Cecilia Makiwane (1880-1919)
This pioneering African nurse was born in 1880 in MacFarlane Mission (of the Free Church of Scotland) in what is now South Africa. Although her mother died when she was three, she came from a family of pioneers. Her father was only the second black Presbyterian Minister to be trained in South Africa, her sister Daisy was the first African woman to achieve a degree in mathematics and her niece Noni Jabavu became a well-known novelist.
Makiwane studied at home and then went to Lovedale Girl’s School where she obtained a teacher’s certificate. She then worked as a ward nurse for several years at the Victoria Hospital (or Lovedale Mission Hospital), founded in 1898, which became part of the Lovedale mission in Alice, a small town in the British Cape Colony near her birthplace.
Although the South African colonial nursing college in Kimberley (founded 1877) did not admit black students, the Victoria Hospital started an experimental course open to black nurses and in 1902 Lovedale College started a three year general nursing course. In 1903 two African students enrolled on this course and Makiwane was the first to pass her examinations in 1907. The Cape Colonial Medical Council approved her license as a nurse in 1908.
She worked at Lovedale Mission Hospital after qualifying. Unfortunately, she fell ill and had to be granted a leave of absence to recuperate. She went to stay with her sister, but never recovered from her illness and died in 1919.
Named in her honour, Cecilia Makiwane Hospital was built in Mdantsane, Eastern Cape, South Africa, and a statue of Makiwane was erected by the nurses of South Africa at Lovedale Hospital.

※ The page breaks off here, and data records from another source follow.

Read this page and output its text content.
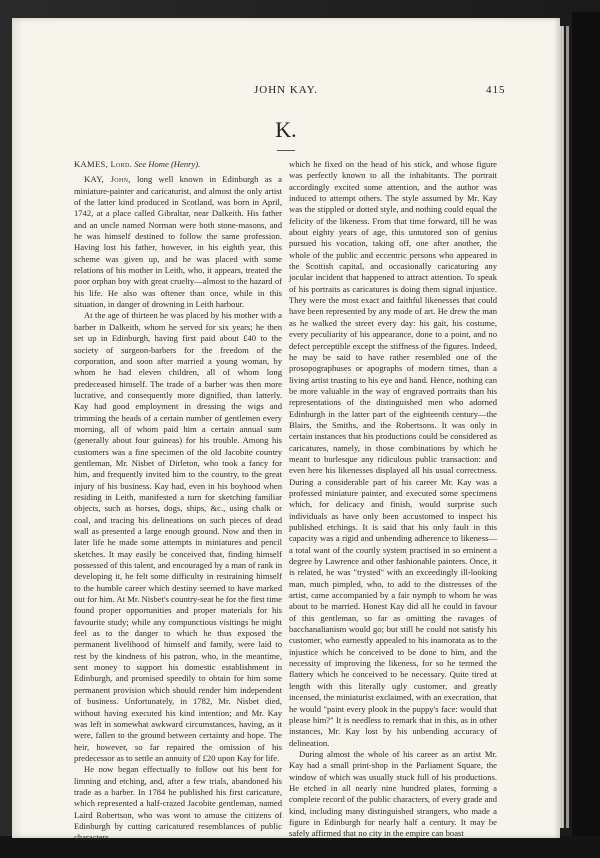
JOHN KAY.	415
K.

KAMES, Lord. See Home (Henry).

KAY, John, long well known in Edinburgh as a miniature-painter and caricaturist, and almost the only artist of the latter kind produced in Scotland, was born in April, 1742, at a place called Gibraltar, near Dalkeith. His father and an uncle named Norman were both stone-masons, and he was himself destined to follow the same profession. Having lost his father, however, in his eighth year, this scheme was given up, and he was placed with some relations of his mother in Leith, who, it appears, treated the poor orphan boy with great cruelty—almost to the hazard of his life. He also was oftener than once, while in this situation, in danger of drowning in Leith harbour.

At the age of thirteen he was placed by his mother with a barber in Dalkeith, whom he served for six years; he then set up in Edinburgh, having first paid about £40 to the society of surgeon-barbers for the freedom of the corporation, and soon after married a young woman, by whom he had eleven children, all of whom long predeceased himself. The trade of a barber was then more lucrative, and consequently more dignified, than latterly. Kay had good employment in dressing the wigs and trimming the heads of a certain number of gentlemen every morning, all of whom paid him a certain annual sum (generally about four guineas) for his trouble. Among his customers was a fine specimen of the old Jacobite country gentleman, Mr. Nisbet of Dirleton, who took a fancy for him, and frequently invited him to the country, to the great injury of his business. Kay had, even in his boyhood when residing in Leith, manifested a turn for sketching familiar objects, such as horses, dogs, ships, &c., using chalk or coal, and tracing his delineations on such pieces of dead wall as presented a large enough ground. Now and then in later life he made some attempts in miniatures and pencil sketches. It may easily be conceived that, finding himself possessed of this talent, and encouraged by a man of rank in developing it, he felt some difficulty in restraining himself to the humble career which destiny seemed to have marked out for him. At Mr. Nisbet's country-seat he for the first time found proper opportunities and proper materials for his favourite study; while any compunctious visitings he might feel as to the danger to which he thus exposed the permanent livelihood of himself and family, were laid to rest by the kindness of his patron, who, in the meantime, sent money to support his domestic establishment in Edinburgh, and promised speedily to obtain for him some permanent provision which should render him independent of business. Unfortunately, in 1782, Mr. Nisbet died, without having executed his kind intention; and Mr. Kay was left in somewhat awkward circumstances, having, as it were, fallen to the ground between certainty and hope. The heir, however, so far repaired the omission of his predecessor as to settle an annuity of £20 upon Kay for life.

He now began effectually to follow out his bent for limning and etching, and, after a few trials, abandoned his trade as a barber. In 1784 he published his first caricature, which represented a half-crazed Jacobite gentleman, named Laird Robertson, who was wont to amuse the citizens of Edinburgh by cutting caricatured resemblances of public characters,

which he fixed on the head of his stick, and whose figure was perfectly known to all the inhabitants. The portrait accordingly excited some attention, and the author was induced to attempt others. The style assumed by Mr. Kay was the stippled or dotted style, and nothing could equal the felicity of the likeness. From that time forward, till he was about eighty years of age, this untutored son of genius pursued his vocation, taking off, one after another, the whole of the public and eccentric persons who appeared in the Scottish capital, and occasionally caricaturing any jocular incident that happened to attract attention. To speak of his portraits as caricatures is doing them signal injustice. They were the most exact and faithful likenesses that could have been represented by any mode of art. He drew the man as he walked the street every day: his gait, his costume, every peculiarity of his appearance, done to a point, and no defect perceptible except the stiffness of the figures. Indeed, he may be said to have rather resembled one of the prosopographuses or apographs of modern times, than a living artist trusting to his eye and hand. Hence, nothing can be more valuable in the way of engraved portraits than his representations of the distinguished men who adorned Edinburgh in the latter part of the eighteenth century—the Blairs, the Smiths, and the Robertsons. It was only in certain instances that his productions could be considered as caricatures, namely, in those combinations by which he meant to burlesque any ridiculous public transaction: and even here his likenesses displayed all his usual correctness. During a considerable part of his career Mr. Kay was a professed miniature painter, and executed some specimens which, for delicacy and finish, would surprise such individuals as have only been accustomed to inspect his published etchings. It is said that his only fault in this capacity was a rigid and unbending adherence to likeness—a total want of the courtly system practised in so eminent a degree by Lawrence and other fashionable painters. Once, it is related, he was "trysted" with an exceedingly ill-looking man, much pimpled, who, to add to the distresses of the artist, came accompanied by a fair nymph to whom he was about to be married. Honest Kay did all he could in favour of this gentleman, so far as omitting the ravages of bacchanalianism would go; but still he could not satisfy his customer, who earnestly appealed to his inamorata as to the injustice which he conceived to be done to him, and the necessity of improving the likeness, for so he termed the flattery which he conceived to be necessary. Quite tired at length with this literally ugly customer, and greatly incensed, the miniaturist exclaimed, with an execration, that he would "paint every plook in the puppy's face: would that please him?" It is needless to remark that in this, as in other instances, Mr. Kay lost by his unbending accuracy of delineation.

During almost the whole of his career as an artist Mr. Kay had a small print-shop in the Parliament Square, the window of which was usually stuck full of his productions. He etched in all nearly nine hundred plates, forming a complete record of the public characters, of every grade and kind, including many distinguished strangers, who made a figure in Edinburgh for nearly half a century. It may be safely affirmed that no city in the empire can boast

The stamp we see here was issued in 1982 to honour local heroine Cecilia Makiwane by the short-lived republic ‘Ciskei’. It was one of four partly independent ‘homelands’ in South Africa under apartheid, mainly home to the Xhosa peoples relocated there in the 1970s.
Apartheid ended in the 1990s taking Ciskei with it and in April 1994 it became the Eastern Cape Province of South Africa. Some of the other stamps issued by Ciskei on nursing and medical themes can be seen here.
References
‘Cecilia Makiwane – Pioneer African Nurse’ by David P. Steensma, Marc A. Shampo & Robert A. Kyle (Mayo Foundation for Medical Education and Research, 2005).